La FIDH, avec l’AMDH, son organisation membre au Mali, a mené des missions d’enquête dans le nord du Mali pendant lesquelles ont été collectés de nombreux témoignages de victimes des groupes armés djihadistes. Le 6 mars 2015, la FIDH, l’AMDH et cinq autres organisations de défense des droits humains au Mali ont déposé devant la Haute Cour de la Commune 3 de Bamako une plainte au nom de 33 victimes de crimes commis à Tombouctou. La plainte vise Al Faqi Al Mahdi ainsi que 14 autres personnes pour leur responsabilité présumée dans la commission de crimes de guerre et crimes contre l’humanité, y compris des crimes de violence sexuelle [2] . Elle suit une première plainte déposée en novembre 2014 au nom de 80 victimes de viols et de violences sexuelles perpétrés lors de l’occupation du Nord [3] .

Les 33 victimes avaient dénoncé les exactions auxquelles s’était livrée la police islamique, notamment le Centre d’application du convenable et de l’interdiction du blâmable, une « Brigade des mœurs » dirigée aux premiers temps de l’occupation de Tombouctou par Abou Tourab, et incluant des actes de torture, détention arbitraire, viol, mariage forcé, esclavage forcé et d’autres formes de violence sexuelle [4].

Dans ce contexte, la FIDH a encouragé le Bureau du Procureur de la CPI à également examiner les allégations crédibles impliquant Al Faqi Al Mahdi dans la perpétration de crimes internationaux commis à l’encontre de la population civile, y compris les crimes de viol, d’esclavage sexuel et de mariage forcé.

7. Y a-t-il des procédures judiciaires en cours au Mali en rapport avec les crimes présumément commis par Abou Tourab et d’autres membres d’AQMI et Ansar Dine ?

Outre les quelques 120 procédures judiciaires anti-terroristes qui n’ont donné lieu à presque aucun procès, la justice malienne n’instruit que deux affaires visant des crimes contre l’humanité et des graves violations des droits humains perpétrés au Nord du Mali depuis 2012. Ces deux procédures judiciaires, initiées par la FIDH et l’AMDH, avec cinq autres organisations maliennes, au nom de 123 victimes, stagnent et des suspects pourtant localisés sont laissés en liberté, faute de volonté et de moyens. Plusieurs auteurs visés par la plainte de nos organisations déposée le 6 mars 2015 ont été libérés, sont à l’étranger ou ne sont pas inquiétés. Ceci est principalement lié à l’application des « mesures de confiance » de l’Accord de Paix signé à Bamako le 20 juin 2015, aux demandes d’échange de prisonniers et d’otages, et au manque de preuve manifeste à l’encontre des personnes arrêtées lors d’opérations militaires [5] .

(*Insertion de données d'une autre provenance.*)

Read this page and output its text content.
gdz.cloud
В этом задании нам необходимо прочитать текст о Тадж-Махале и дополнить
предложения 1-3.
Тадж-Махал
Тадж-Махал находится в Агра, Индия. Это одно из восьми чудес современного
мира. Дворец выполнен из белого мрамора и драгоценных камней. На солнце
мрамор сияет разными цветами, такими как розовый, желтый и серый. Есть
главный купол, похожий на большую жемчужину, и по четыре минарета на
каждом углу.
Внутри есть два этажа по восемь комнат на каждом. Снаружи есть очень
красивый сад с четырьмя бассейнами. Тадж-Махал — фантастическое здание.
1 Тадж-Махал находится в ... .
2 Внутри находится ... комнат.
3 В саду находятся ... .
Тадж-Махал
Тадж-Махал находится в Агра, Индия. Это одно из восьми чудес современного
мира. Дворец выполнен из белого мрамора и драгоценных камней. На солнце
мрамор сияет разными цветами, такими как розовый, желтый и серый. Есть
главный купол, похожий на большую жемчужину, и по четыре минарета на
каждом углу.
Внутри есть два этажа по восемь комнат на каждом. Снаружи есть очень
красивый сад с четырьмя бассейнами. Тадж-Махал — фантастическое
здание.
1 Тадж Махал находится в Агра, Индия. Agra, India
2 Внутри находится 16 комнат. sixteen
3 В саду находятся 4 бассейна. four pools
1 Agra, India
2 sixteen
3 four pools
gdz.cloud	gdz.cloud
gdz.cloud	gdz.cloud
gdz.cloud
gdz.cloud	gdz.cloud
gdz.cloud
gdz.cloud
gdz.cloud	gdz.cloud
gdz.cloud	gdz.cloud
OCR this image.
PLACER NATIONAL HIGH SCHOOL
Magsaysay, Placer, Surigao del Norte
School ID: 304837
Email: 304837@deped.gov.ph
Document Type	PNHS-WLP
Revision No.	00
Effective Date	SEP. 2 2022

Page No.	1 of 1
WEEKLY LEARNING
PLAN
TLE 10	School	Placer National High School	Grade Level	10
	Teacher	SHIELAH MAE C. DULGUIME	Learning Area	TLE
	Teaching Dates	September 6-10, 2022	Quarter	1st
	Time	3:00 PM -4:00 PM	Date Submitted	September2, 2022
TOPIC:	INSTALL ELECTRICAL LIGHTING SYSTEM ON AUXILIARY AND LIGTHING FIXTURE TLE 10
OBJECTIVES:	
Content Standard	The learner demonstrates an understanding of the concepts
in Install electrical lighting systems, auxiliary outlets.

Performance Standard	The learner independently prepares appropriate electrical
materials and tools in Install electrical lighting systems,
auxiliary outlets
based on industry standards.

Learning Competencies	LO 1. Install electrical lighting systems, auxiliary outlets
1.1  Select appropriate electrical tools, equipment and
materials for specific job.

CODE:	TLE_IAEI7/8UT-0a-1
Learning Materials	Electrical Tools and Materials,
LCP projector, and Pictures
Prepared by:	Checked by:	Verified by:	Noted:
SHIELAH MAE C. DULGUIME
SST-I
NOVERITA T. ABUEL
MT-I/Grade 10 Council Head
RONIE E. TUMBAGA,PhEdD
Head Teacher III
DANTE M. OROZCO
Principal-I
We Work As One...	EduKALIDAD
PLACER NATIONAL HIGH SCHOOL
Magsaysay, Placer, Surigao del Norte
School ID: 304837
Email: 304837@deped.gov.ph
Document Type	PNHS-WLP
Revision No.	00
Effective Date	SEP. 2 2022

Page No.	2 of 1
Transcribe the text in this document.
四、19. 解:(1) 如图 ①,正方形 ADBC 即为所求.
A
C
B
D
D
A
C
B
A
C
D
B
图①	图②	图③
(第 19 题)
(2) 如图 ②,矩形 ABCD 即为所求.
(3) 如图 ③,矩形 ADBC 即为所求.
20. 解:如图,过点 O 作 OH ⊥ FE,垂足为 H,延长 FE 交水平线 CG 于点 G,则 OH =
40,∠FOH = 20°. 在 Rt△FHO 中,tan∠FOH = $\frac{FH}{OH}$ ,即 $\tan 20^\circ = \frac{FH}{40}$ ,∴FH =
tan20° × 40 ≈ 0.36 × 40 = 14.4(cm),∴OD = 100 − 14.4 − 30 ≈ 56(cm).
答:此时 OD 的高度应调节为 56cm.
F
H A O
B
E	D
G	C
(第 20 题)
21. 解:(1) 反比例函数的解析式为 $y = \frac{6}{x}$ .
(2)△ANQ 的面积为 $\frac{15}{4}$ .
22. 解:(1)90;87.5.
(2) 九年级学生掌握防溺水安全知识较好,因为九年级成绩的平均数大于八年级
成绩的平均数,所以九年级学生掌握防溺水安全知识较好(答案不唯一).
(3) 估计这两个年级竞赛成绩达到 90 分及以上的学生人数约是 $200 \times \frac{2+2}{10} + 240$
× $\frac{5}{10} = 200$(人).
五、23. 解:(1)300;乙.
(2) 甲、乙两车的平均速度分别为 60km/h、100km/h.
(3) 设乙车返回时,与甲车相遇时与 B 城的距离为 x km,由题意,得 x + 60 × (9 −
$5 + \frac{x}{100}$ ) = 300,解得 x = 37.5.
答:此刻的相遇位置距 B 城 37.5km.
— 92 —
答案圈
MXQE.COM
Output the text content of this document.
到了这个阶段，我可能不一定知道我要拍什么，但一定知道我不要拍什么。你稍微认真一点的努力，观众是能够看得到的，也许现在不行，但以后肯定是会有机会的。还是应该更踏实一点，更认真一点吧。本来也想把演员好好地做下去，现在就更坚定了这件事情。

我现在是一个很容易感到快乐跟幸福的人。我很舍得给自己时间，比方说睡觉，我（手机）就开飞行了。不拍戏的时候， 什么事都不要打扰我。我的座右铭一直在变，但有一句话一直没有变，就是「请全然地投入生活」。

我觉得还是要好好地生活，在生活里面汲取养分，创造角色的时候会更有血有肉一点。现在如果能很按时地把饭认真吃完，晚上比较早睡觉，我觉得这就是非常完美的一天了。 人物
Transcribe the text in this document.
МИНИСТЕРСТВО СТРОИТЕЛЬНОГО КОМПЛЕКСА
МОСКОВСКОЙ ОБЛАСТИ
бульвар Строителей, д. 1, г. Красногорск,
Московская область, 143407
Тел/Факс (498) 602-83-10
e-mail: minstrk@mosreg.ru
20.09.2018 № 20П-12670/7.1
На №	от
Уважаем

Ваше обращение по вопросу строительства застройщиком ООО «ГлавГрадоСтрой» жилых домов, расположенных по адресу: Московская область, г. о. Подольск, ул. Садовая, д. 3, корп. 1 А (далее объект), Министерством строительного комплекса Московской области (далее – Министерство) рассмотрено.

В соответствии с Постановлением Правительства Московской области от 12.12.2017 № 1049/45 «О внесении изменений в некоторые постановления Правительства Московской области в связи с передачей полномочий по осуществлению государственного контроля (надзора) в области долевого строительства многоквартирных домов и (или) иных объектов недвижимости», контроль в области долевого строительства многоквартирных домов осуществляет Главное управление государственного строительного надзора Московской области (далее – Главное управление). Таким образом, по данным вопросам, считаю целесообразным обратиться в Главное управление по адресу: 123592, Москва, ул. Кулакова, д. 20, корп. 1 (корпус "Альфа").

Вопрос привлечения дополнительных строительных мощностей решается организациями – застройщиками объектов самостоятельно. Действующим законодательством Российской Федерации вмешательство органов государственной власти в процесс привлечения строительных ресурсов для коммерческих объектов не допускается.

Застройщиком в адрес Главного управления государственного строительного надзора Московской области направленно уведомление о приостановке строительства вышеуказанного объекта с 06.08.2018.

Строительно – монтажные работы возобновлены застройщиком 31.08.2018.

Au Mali, le procès de l’ancien général putschiste Amadou Aya Sanogo et 17 autres hauts responsables de la junte au pouvoir en 2012 pour l’exécution sommaire de 21 militaires a débuté le 30 novembre 2016 et la Cour a décidé le 8 décembre de renvoyer l’affaire à la première session d’assises de 2017.

En outre, le 18 août 2017 doit s’ouvrir devant la Cour d’Assises de Bamako le procès de l’ex-commissaire de la police islamique de Gao, Aliou Mahamane TOURE. La FIDH et l’AMDH représentent une dizaine de victimes constituées parties civiles dans cette affaire. C’est une étape importante puisqu’il s’agit du premier procès concernant les crimes commis par les groupes islamistes contre les populations civiles durant l’occupation du Nord du pays en 2012-2013. Aliou Mahamane TOURE avait été inculpé en 2014 pour crimes de guerre et autres violations des droits humains, de même que pour atteinte à la sûreté intérieure et extérieure de l’Etat, association de malfaiteurs et terrorisme, alors qu’il était à la tête de la police islamique durant l’occupation de Gao par le groupe terroriste MUJAO en 2012-2013.